Bill HF 3724, which is sponsored by state Rep. Kristin Robbins, said in the house commerce finance and policy committee meeting on Tuesday that the U.S. government’s federal Child Internet Protection Act is insufficient as it does not cover social media platforms.
Under the existing law, schools and libraries are required to educate minors on appropriate online behaviour, including interactions on social networking websites, but it does not prohibit social media companies from targeting children with advertisements or content aimed at their interests.
Tech industry representatives fired back at the bill, stating it would not be helpful for protecting children — and that it would also be in violation of companies’ First Amendment rights.
NetChoice policy counsel Jennifer Huddleston said in committee that the bill would violate the First Amendment, citing Supreme Court decisions on Sorrell v IMS and Ashcroft v ACLU. She said it would also create a false sense of security for parents, deterring conversations with children about consuming media wisely.
Adam Kovacevich, CEO and founder of center-left association Chamber of Progress, said online platforms use algorithms to prioritize healthy content and deprioritize unhealthy content so the bill would make the situation worse for teenagers.
He said YouTube Kids uses algorithms and manual curation to surface content appropriate for children and Twitter’s algorithms to help prioritize users find relevant content. Without algorithms, teenagers would be unable to see tailored news on topics they’re interested in, he said.

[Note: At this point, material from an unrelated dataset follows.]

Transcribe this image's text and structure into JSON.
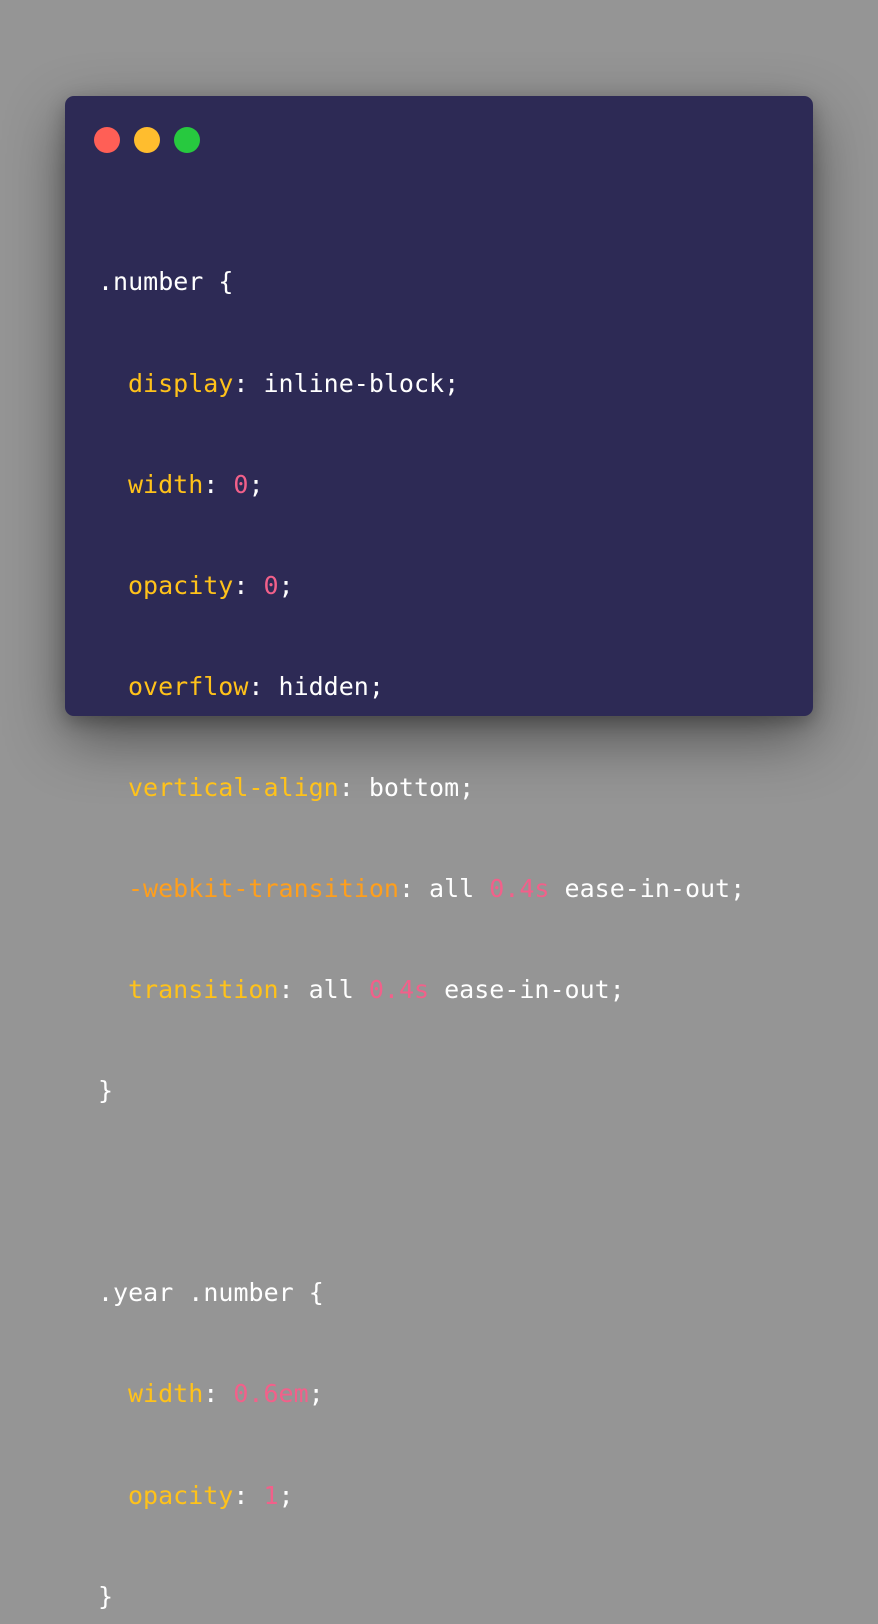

Some social media companies have seen the writing on the wall, with Meta Platforms-owned Instagram claiming in 2021 that it would be stricter on content control settings for teenagers who use its platform. Kovacevich said that the bill will break their tools, which rely on algorithms to weed out upsetting content.
Kovacevich pointed out that Instagram has begun steering kids away from content that glorified eating disorders, directing them toward support resources.
Committee chair Rep. Zack Stephenson argued that tech companies did not send their own representatives at the meeting because they are unable to face public scrutiny.
“This hearing, I think, in not too long a time … will look the same way to the public that hearings back in the ‘70s or ‘80s might have looked when you had trade groups coming forward talking about how they had funded studies showing that cigarettes just weren’t really that bad for your health. These companies are doing immense damage to our communities and to our children,” he said. “And as a father of two young children myself, I am very determined to see that we take some corrective action before it is too late on these issues.”